Ew. I just looked across the hall at the other dr.'s office and see a girl I went to school with since 4th grade. I hated that bitch she was always so mean to me. Still thin and perfect as ever... sigh. lucky. This drug rep. just brought a super good looking strusel to work. I want some but I can't have it. I won't.

I need to weigh myself... I'm just scared I've gained. :( bet I have. Wll...I'll do good today and weigh tomorrow morning after Chad goes to work. Should be easy to get out of dinner tonight, going to my moms house to watch tv. Sons of Anarchy is on and I don't have cable yet.

<3 love you all. I'll post again soon.
Toxic

Monday, September 17, 2012

Back after a long while.

First off I MISSED EVERYONE!!! I promise to catch up on all your blogs.

Let me fill you all in real quick. So I'm 21 years old now and had one hell of a birthday in July :) I'm still with Chad and couldn't be happier. I bought my own place! Me and Chad live together with his cat and my dog. We're still getting settled, but so far I'm happy. I'm not in school at the moment because they kicked me out for dropping so many classes and doing really bad. It's good though, I haven't purged at all in months, and I think my college was a big trigger for purging. I do binge occasionally though still... I'm still restricting and fasting.
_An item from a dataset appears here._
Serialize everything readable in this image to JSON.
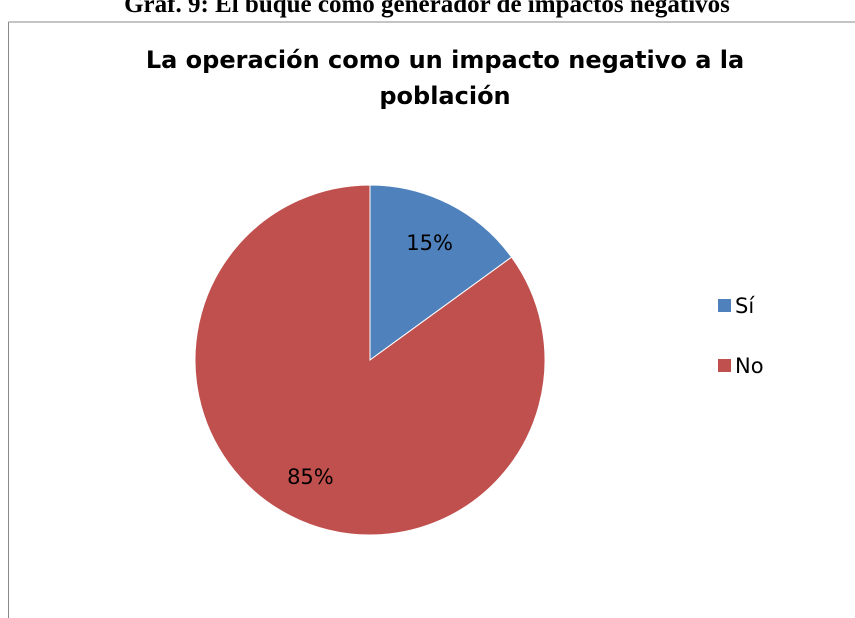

My weight got as low as 148.6 and I got up to 165 but now I'm down to 155.8. I need to get back under my LW and will soon. The trailer park I live in has a gym that I can use for free! So I need to go.

I don't really know why but since I've been living on my own with Chad I've been so tempted to restrict, binge, and other harmful activities. I told Chad I'm trying to be healthy and change and blah blah blah and my food issues are in the past. (as if) Not gonna lie for a while (on and off) I was honestly trying to get better and accept myself and eat normal but fuck I can't do that. I just wanna be thin and I don't care what it takes I'm gonna do this! I need to. It's the only thing that makes me feel good about myself. Also it's my life, NOT my fiance, mom, friends, doctors, or anyone else's! ugh!

Anyways...my mom now knows about my past issues with food and how I used to binge/purge and starve. She also knows that's why I got sick, got stomach ulcers, and understands that all those times I magically "got sick" after eating I was purging. How the time I got mad shoved a whole half of a cheesecake in my mouth then ran out of the house I went to purge, and when she saw me go to the bathroom with a diet Pepsi I was going to purge. So I have to watch out for both my fiance who I live with, and my mom who is also my boss at work. I'm with one or both of these people for like 18-20 hours of my day. So ya, secrecy is key. Not saying I really enjoy or want to do these things (I hate purging) but damn it I will control my life.